Evolution du statut de l’animal 
     Ainsi l’animal, qui avait été ignoré durant toute la période du moyen-âge était devenu un sujet de représentation et de réflexion. Rappelons que si l’animal a l’époque était considéré comme  incapable de raison, le temps n’était pas encore si éloigné où il était jugé responsable de ses actes puisque l’on hésitait pas à le juger et à le punir pour des faits dont il s’était rendu coupable à l’égard des humains. C’est ainsi qu’en 1571, à Middelburg, un taureau avait fait l’objet de poursuite et exécuté, sa tête exposée sur la place publique, pour avoir encorné une femme et lui avoir fait perdre ainsi la vie et qu’en 1595, à Leyde, un chien avait été pendu pour avoir mordu un enfant. Si les animaux pouvaient être jugés pour leurs méfaits, pour quelles raisons l’inverse – le jugement des hommes par les animaux – ne devrait-il pas se produire ?
    Certains historiens de l’art ont suggéré que dans les tableaux de Paulus Potter, les animaux arborent un regard presque humain, regardant loin dans le lointain ou fixant des yeux le peintre qui les a peint ou le spectateur qui les contemplent. D’autres tableaux font apparaître les animaux comme ayant des caractères ou des personnalités propres. Potter pensait-il que les animaux possédaient une âme ou pour le moins une forme de conscience et de compréhension ? Cela expliquerait la genèse de ce tableau qui serait alors un acte de protestation contre la condition animale de son époque. D’autres expliquent le contenu du tableau comme étant une allégorie des risques de révolte d’un peuple opprimé contre son oppresseur.

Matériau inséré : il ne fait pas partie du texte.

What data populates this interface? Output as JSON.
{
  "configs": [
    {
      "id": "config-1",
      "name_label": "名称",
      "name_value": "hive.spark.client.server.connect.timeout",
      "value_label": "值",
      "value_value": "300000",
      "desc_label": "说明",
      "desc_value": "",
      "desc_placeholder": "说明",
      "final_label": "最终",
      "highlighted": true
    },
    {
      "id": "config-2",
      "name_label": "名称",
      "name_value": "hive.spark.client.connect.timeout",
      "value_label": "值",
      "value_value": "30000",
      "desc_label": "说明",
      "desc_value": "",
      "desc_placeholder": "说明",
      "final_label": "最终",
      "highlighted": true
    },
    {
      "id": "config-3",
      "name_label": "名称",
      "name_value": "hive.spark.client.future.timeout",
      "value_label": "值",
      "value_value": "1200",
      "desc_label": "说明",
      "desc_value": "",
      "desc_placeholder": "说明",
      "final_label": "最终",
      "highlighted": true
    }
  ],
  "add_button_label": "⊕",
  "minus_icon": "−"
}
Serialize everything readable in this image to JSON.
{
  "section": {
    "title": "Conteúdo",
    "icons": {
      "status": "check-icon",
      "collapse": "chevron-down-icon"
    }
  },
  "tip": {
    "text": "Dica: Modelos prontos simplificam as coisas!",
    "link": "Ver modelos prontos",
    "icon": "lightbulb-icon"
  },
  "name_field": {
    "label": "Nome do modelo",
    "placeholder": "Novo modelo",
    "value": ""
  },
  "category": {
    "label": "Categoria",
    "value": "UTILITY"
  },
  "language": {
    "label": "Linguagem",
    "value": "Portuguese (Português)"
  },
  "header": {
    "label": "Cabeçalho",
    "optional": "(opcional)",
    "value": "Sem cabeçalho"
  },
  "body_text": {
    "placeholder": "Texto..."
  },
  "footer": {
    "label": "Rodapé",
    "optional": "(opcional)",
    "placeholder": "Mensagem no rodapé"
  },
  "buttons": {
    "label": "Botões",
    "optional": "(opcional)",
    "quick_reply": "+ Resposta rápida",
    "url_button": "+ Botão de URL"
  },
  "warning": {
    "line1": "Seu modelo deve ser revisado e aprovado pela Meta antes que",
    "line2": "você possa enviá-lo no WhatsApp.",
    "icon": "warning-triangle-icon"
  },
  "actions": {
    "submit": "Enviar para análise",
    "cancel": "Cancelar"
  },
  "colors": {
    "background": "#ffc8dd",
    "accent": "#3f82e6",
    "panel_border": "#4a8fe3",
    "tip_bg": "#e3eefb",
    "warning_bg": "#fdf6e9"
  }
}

La république hollandaise connait au milieu du XVIIe siècle malgré et à cause de sa richesse qui provoque la jalousie des autres puissances européennes une situation instable avec la guerre anglo-hollandaise (1652-1654) et sur le plan intérieur, des tensions sociales avec les tentatives de la maison d’Orange-Nassau de se réinstaller dans son rôle traditionnel de stathoudérat (gourvernorat général de tutelle de la république).